CONTOUR is scheduled to lift-off from Cape Canaveral Air Force
Station,
Fla., on a three-stage Boeing Delta II expendable launch vehicle
during a
25-day launch window that opens July 1 at 2:56 a.m. (EDT). The
spacecraft
will orbit Earth until Aug. 15, when it should fire its main
engine and
enter a comet-chasing orbit around the sun.
CONTOUR's flexible four-year mission plan includes encounters
with comets
Encke, Nov.12, 2003, and Schwassmann-Wachmann 3, June 19, 2006.
CONTOUR will
examine each comet's "heart," or nucleus, which
scientists believe is a
chunk of ice and rock, often just a few kilometers across and
hidden from
Earth-based telescopes beneath a dusty atmosphere and long tail.
"The CONTOUR mission will be NASA's second mission dedicated
solely to
exploring these largely unknown members of our solar
system," said Dr.
Colleen Hartman, Director of the Solar System Exploration
Division at NASA
Headquarters in Washington. "CONTOUR joins our other
operating mission,
Stardust, which is on its way to bring a sample of a comet back
to Earth,
and Deep Impact will launch next year. These missions all help us
find
answers to the fundamental questions of how our planet may have
formed and
evolved, and how life may have begun on Earth and perhaps
elsewhere in the
Universe."
The 8-sided solar-powered craft will fly as close as 100
kilometers (62
miles) to each nucleus, at top speeds that could cover the 56
kilometers
between Washington and Baltimore in two seconds. A five-layer
dust shield of
heavy Nextel and Kevlar fabric protects the compact probe from
comet dust
and debris.
"Comets are the solar system's smallest bodies, but among
its biggest
mysteries," said Dr. Joseph Veverka, CONTOUR's principal
investigator from
Cornell University, Ithaca, N.Y "We believe they hold the
most primitive
materials in the solar system and that they played a role in
shaping some of
the planets, but we really have more ideas about comets than
facts. CONTOUR
will change that by coming closer to a comet nucleus than any
spacecraft
ever has before and gathering detailed, comparative data on these
dynamic objects."
CONTOUR's four scientific instruments will take pictures and
measure the
chemical makeup of the nuclei while analyzing the surrounding
gases and
dust. Its main camera, the CONTOUR Remote Imager/Spectrograph
(CRISP), will
snap high-resolution digital images showing car-sized rocks and
other
features on the nucleus as small as 4 meters (about 13 feet)
across. CRISP
will also search for chemical "fingerprints" on the
surface, which would
provide the first hard evidence of comet nuclei composition.

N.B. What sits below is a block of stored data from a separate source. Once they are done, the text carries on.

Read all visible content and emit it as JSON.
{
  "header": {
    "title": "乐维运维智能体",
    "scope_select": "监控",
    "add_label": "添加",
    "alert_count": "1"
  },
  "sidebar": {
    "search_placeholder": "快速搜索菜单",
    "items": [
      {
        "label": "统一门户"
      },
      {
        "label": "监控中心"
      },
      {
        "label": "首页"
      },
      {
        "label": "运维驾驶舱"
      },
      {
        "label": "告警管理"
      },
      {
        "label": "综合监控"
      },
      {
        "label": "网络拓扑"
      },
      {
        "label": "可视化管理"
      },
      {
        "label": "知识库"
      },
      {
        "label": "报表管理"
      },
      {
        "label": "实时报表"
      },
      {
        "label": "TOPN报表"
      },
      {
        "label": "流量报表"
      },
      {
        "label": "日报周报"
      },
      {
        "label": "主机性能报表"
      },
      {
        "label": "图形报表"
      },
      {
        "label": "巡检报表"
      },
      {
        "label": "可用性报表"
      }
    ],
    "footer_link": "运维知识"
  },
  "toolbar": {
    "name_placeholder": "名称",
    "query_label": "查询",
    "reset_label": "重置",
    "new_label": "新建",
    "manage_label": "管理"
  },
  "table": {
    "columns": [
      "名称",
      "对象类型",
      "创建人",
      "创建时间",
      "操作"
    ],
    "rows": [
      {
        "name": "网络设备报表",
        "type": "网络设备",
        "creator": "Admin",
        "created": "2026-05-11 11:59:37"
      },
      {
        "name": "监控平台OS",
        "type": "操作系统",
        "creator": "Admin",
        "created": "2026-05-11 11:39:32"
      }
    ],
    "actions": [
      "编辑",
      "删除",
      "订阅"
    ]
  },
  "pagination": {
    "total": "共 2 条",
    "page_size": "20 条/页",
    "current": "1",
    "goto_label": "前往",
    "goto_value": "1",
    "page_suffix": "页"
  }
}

The targets were selected because of their diversity and relative
closeness
to Earth during encounter time -- less than 50 million kilometers
(31
million miles) --allowing astronomers to make observations during
the
encounters. Encke has been seen from Earth more than any other
comet; it's
an "old" body that gives off relatively little gas and
dust but remains more
active than scientists expect for a comet that has passed close
to the sun
thousands of times. Schwassmann-Wachmann 3, on the other hand,
was
discovered just 70 years ago and recently split into several
pieces,
intriguing scientists with hopes that CONTOUR might see fresh,
unaltered
surfaces and materials from inside the comet.

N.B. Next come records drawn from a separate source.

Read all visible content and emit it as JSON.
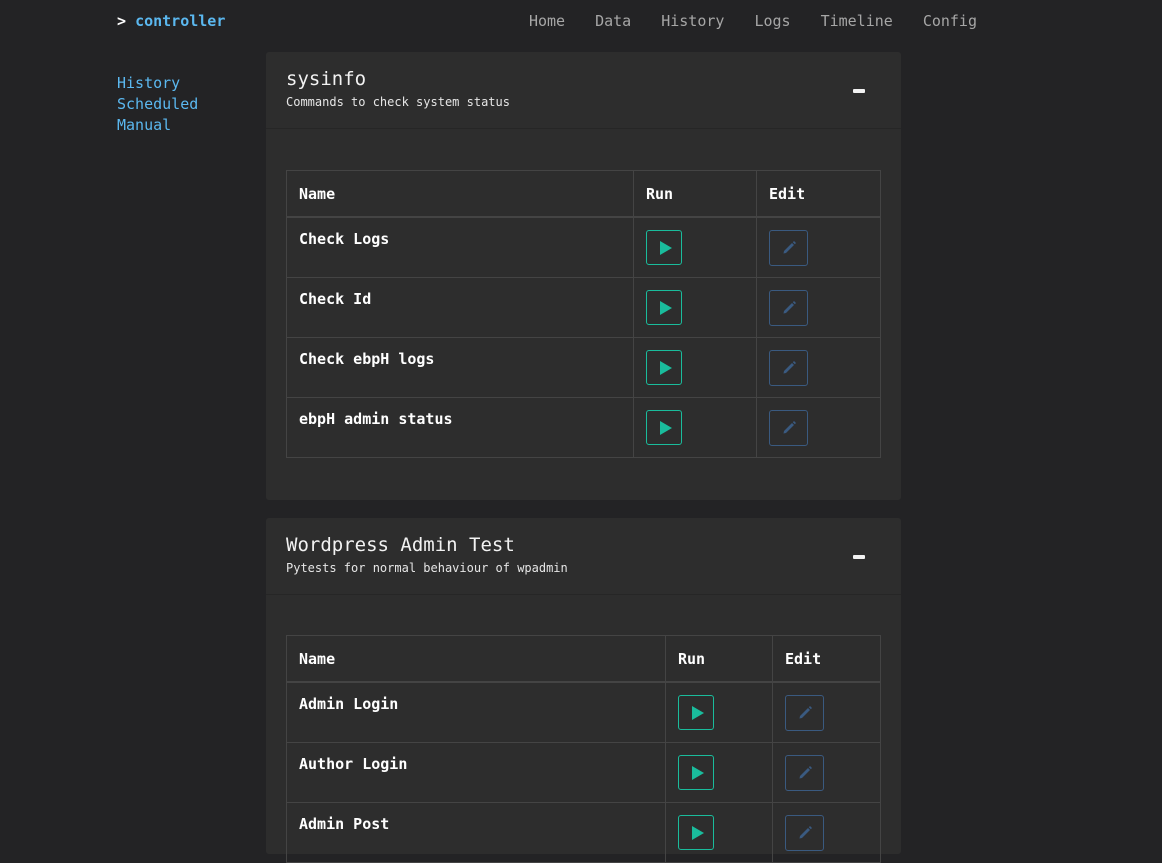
{
  "brand": {
    "prompt": ">",
    "name": "controller"
  },
  "nav": [
    "Home",
    "Data",
    "History",
    "Logs",
    "Timeline",
    "Config"
  ],
  "sidebar": [
    "History",
    "Scheduled",
    "Manual"
  ],
  "panels": [
    {
      "title": "sysinfo",
      "subtitle": "Commands to check system status",
      "headers": [
        "Name",
        "Run",
        "Edit"
      ],
      "rows": [
        "Check Logs",
        "Check Id",
        "Check ebpH logs",
        "ebpH admin status"
      ]
    },
    {
      "title": "Wordpress Admin Test",
      "subtitle": "Pytests for normal behaviour of wpadmin",
      "headers": [
        "Name",
        "Run",
        "Edit"
      ],
      "rows": [
        "Admin Login",
        "Author Login",
        "Admin Post"
      ]
    }
  ],
  "icons": {
    "run": "play-icon",
    "edit": "pencil-icon",
    "collapse": "minimize-icon"
  },
  "colors": {
    "accent": "#5bb8f0",
    "run": "#1abc9c",
    "edit": "#3a5a80",
    "background": "#232325",
    "panel": "#2d2d2d"
  }
}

"The key to the CONTOUR mission is to visit a diverse range
of comets, from
an evolved comet such as Encke, to a younger comet like SW3 or
even a new
comet never seen in this part of the solar system," said
Mary C. Chiu,
CONTOUR project manager at The Johns Hopkins University Applied
Physics
Laboratory (APL), Laurel, Md. "Our mission plan gives us
that flexibility."
CONTOUR's orbit loops around the sun and back to Earth for annual
"gravity
swings" toward its targets; these maneuvers refine or revise
CONTOUR's
trajectory and help it reach several comets without using much
fuel. CONTOUR
will cruise unattended between comet encounters and Earth
swingbys in a
spin-stabilized "hibernation" mode, helping the mission
reduce operations
and communications costs.
The $159 million CONTOUR is the sixth mission in NASA's Discovery
Program of
lower cost, scientifically focused exploration projects. APL
manages the
mission, built the spacecraft and its two cameras. NASA's Goddard
Space
Flight Center, Greenbelt, Md., provided CONTOUR's neutral gas/ion
mass
spectrometer and von Hoerner & Sulger, GmbH, Schwetzingen,
Germany, built
the dust analyzer. NASA's Jet Propulsion Laboratory, Pasadena,
Calif., will
provide navigation and Deep Space Network (DSN) support.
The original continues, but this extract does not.